3. **Standard Deviation Trends**:
- **CCS** consistently has the highest variability (e.g., 12–15 in `cities_conj`, `element_symb_conj`).
- **MM** shows the lowest variability (e.g., ±0 in `cities_conj`, `common_claim_true_false`).
4. **Method Consistency**:
- **MM** performs most consistently across categories (smallest standard deviations).

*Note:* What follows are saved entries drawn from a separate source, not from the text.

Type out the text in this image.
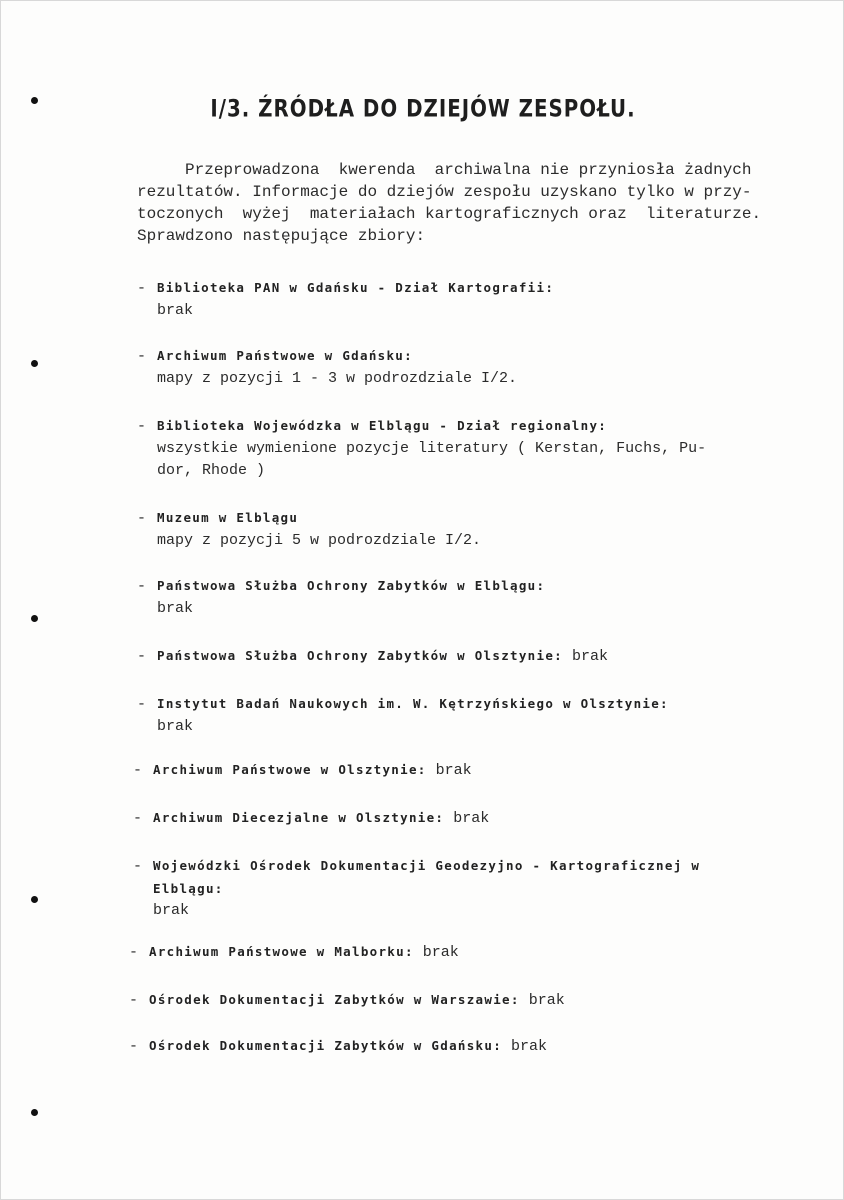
I/3. ŹRÓDŁA DO DZIEJÓW ZESPOŁU.
Przeprowadzona  kwerenda  archiwalna nie przyniosła żadnych
rezultatów. Informacje do dziejów zespołu uzyskano tylko w przy-
toczonych  wyżej  materiałach kartograficznych oraz  literaturze.
Sprawdzono następujące zbiory:
- Biblioteka PAN w Gdańsku - Dział Kartografii:
brak
- Archiwum Państwowe w Gdańsku:
mapy z pozycji 1 - 3 w podrozdziale I/2.
- Biblioteka Wojewódzka w Elblągu - Dział regionalny:
wszystkie wymienione pozycje literatury ( Kerstan, Fuchs, Pu-
dor, Rhode )
- Muzeum w Elblągu
mapy z pozycji 5 w podrozdziale I/2.
- Państwowa Służba Ochrony Zabytków w Elblągu:
brak
- Państwowa Służba Ochrony Zabytków w Olsztynie: brak
- Instytut Badań Naukowych im. W. Kętrzyńskiego w Olsztynie:
brak
- Archiwum Państwowe w Olsztynie: brak
- Archiwum Diecezjalne w Olsztynie: brak
- Wojewódzki Ośrodek Dokumentacji Geodezyjno - Kartograficznej w
Elblągu:
brak
- Archiwum Państwowe w Malborku: brak
- Ośrodek Dokumentacji Zabytków w Warszawie: brak
- Ośrodek Dokumentacji Zabytków w Gdańsku: brak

- **LR** has the highest peak accuracy but also the lowest trough (inventors_disj).
### Interpretation
The heatmap reveals that **LR** achieves the highest accuracy in specific categories (e.g., `sp_en_trans_conj`) but struggles in others (e.g., `inventors_disj`), suggesting it excels in certain linguistic patterns but lacks robustness. **MM** demonstrates the most consistent performance across all categories, with minimal variability (±0–1 in many cases), making it a reliable choice for general use. **TTPD** and **CCS** show moderate performance with higher variability, indicating potential sensitivity to category-specific features. The data underscores the importance of method selection based on the target linguistic category and the trade-off between peak accuracy and consistency.